By comparison, the “trying to be helpful” but “more often deranged” auto-correct feature on Apple products like iPhones often has me pulling what little is left of my hair out (I’m not alone as you can see on DamnYouAutocorrect.com).

There are certainly ways in which I think computers could be more accommodating. For example, I keep a separate folder for each of my work projects, where such a folder contains everything associated with that project. When I resume work on a Word document that’s already stored in a particular folder and I select the Insert > Pictures > From This Device command, the system always defaults to my main Pictures folder, which I can understand, but which I never use. When I think of all the projects I work on, it would make my life so much easier if the system defaulted to the folder containing the Word document with which I was currently working.

Of course, the programmers who originally created the Word application did their best. They selected a reasonably intuitive default mode of operation. There’s no way they could accommodate all the various ways in which different users wish to work. This is where artificial intelligence (AI) could come into the picture. It could watch the way I work and then tailor the ways in which commands like Insert > Pictures > From This Device perform their magic to support my modus operandi.

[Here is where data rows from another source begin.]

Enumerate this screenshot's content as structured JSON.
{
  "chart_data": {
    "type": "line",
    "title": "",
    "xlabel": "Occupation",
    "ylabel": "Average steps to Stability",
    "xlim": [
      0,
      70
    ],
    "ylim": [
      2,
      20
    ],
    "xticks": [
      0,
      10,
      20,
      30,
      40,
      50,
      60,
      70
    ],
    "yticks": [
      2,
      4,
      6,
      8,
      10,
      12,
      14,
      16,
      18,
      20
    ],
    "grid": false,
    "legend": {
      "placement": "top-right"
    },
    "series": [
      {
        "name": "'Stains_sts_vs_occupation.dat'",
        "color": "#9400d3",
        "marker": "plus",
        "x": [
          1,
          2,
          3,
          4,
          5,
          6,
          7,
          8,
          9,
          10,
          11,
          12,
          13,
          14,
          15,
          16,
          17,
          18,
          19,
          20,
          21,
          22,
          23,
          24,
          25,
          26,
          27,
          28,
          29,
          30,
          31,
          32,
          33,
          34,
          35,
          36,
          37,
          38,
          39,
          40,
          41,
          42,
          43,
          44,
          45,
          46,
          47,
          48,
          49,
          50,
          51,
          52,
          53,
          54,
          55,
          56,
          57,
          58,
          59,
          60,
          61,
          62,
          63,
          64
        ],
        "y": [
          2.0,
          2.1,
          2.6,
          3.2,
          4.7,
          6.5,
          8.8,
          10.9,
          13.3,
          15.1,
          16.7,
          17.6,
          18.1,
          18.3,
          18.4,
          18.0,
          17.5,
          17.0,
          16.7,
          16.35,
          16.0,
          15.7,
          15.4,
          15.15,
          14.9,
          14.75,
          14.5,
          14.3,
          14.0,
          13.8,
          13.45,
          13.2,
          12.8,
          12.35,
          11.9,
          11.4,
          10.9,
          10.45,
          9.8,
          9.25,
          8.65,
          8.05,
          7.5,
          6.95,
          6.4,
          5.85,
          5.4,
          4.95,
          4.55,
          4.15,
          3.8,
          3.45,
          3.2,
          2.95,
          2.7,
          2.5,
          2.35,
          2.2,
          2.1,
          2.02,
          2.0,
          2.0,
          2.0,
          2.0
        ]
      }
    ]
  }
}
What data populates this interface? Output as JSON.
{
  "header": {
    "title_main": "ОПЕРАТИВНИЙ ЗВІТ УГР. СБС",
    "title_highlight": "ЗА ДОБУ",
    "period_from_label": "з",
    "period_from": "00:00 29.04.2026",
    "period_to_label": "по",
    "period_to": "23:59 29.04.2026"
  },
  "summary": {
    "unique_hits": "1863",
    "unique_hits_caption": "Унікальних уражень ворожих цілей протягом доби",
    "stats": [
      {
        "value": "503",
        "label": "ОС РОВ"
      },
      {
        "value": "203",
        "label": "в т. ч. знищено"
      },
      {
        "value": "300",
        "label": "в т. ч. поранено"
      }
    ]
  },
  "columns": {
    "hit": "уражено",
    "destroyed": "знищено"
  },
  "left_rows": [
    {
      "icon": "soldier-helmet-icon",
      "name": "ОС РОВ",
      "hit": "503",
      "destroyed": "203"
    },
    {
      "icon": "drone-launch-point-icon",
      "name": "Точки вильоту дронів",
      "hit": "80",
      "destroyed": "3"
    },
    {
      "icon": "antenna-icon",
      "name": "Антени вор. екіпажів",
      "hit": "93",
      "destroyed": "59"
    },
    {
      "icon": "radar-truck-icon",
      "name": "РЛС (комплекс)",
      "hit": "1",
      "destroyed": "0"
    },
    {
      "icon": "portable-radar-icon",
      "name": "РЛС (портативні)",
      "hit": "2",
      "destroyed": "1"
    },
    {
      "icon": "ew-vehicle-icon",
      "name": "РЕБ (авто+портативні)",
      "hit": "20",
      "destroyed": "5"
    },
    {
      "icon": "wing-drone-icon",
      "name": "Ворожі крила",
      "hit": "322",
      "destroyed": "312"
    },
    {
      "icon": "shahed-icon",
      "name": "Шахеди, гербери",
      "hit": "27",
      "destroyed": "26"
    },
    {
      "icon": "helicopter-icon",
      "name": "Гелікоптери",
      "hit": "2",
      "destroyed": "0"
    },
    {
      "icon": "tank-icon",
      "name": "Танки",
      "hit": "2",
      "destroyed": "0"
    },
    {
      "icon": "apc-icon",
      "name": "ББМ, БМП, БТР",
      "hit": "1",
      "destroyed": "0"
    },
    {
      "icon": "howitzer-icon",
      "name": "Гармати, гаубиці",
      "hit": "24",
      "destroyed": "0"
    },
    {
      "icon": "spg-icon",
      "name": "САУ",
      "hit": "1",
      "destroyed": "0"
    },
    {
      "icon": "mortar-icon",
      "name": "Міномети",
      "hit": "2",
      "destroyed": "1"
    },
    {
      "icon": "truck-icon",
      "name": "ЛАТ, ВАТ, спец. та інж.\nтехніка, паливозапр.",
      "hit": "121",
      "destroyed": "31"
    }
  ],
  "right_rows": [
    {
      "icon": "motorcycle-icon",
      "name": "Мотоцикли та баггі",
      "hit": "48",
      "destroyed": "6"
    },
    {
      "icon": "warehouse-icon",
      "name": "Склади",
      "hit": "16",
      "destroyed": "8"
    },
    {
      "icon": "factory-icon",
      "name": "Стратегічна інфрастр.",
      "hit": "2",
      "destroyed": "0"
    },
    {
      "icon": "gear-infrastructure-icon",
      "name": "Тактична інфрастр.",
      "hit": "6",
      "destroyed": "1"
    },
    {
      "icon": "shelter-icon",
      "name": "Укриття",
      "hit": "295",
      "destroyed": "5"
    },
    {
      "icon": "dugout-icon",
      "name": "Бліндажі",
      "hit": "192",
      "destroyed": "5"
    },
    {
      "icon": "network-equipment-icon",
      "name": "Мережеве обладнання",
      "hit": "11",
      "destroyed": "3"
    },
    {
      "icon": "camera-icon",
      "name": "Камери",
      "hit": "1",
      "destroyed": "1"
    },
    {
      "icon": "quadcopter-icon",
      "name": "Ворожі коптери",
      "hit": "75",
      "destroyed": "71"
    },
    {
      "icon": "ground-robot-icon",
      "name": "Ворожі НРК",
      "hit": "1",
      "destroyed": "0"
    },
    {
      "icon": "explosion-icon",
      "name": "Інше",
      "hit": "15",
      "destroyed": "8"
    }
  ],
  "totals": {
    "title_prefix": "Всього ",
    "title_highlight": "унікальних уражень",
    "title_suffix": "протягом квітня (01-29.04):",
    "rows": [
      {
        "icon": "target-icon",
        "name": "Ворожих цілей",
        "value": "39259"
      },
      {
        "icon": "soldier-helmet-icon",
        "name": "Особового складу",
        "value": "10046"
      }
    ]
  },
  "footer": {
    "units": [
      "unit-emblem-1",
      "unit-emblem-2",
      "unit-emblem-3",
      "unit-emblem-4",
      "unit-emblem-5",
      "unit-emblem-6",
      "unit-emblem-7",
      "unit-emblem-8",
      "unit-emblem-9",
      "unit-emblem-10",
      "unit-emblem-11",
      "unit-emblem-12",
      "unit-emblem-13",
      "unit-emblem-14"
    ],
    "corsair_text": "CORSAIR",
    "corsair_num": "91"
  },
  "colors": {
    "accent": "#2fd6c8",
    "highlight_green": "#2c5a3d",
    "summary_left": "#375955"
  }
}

This form of AI enhancement could be extended to a wide variety of boring, time-consuming, repetitive tasks. I often find myself doing something over and over again—oftentimes this involves some base task augmented with slight modifications on each iteration. For example, resizing 100 images, changing their size and resolution, treating portrait mode different to landscape mode. It’s possible to set up a script to do this sort of thing, if you know what you are doing, which I don’t. It would be awesome if the system could observe me doing the first couple of images and then say, “Do you want me to do this with the remaining images in this folder?”

Having said this… I recently started receiving emails from something called Microsoft Viva with the subject line “Your Daily Briefing.” I’ve been deleting these without looking at them because the first ones I saw didn’t appear to contain anything interesting.

This morning (November 4), however, I happened to glance at today’s offering, and I was somewhat taken aback by what I saw. Under a section entitled “Commitments and follow-ups” I found two entries. The first was titled “Re your idea to increase media coverage,” where this title was a link to a previous email. The body of this entry read as follows:

      9 days ago you said, “That’s a great topic. I will get it to you by Nov 3.”

The second entry, which was associated with the first, was titled “I still owe you an article.” Once again, this title was a link to an email that I’d sent yesterday. The body of this entry read as follows:

      Yesterday you said, “I’m running behind—I’ll try to get it to you tomorrow.”

There’s an old saying, “Be careful what you wish for.” I’m not sure if what my system is doing falls under the AI umbrella, but there’s no doubt it’s reading my emails and extracting contextual information out of them. On the one hand, this is obviously helpful (I’m poised to start work on the promised prose). On the other hand, I have to say that it seems a bit creepy, like someone rooting through one’s personal belongings.

What are your thoughts on this? Are you for or against? And what do you think we might see next along these lines?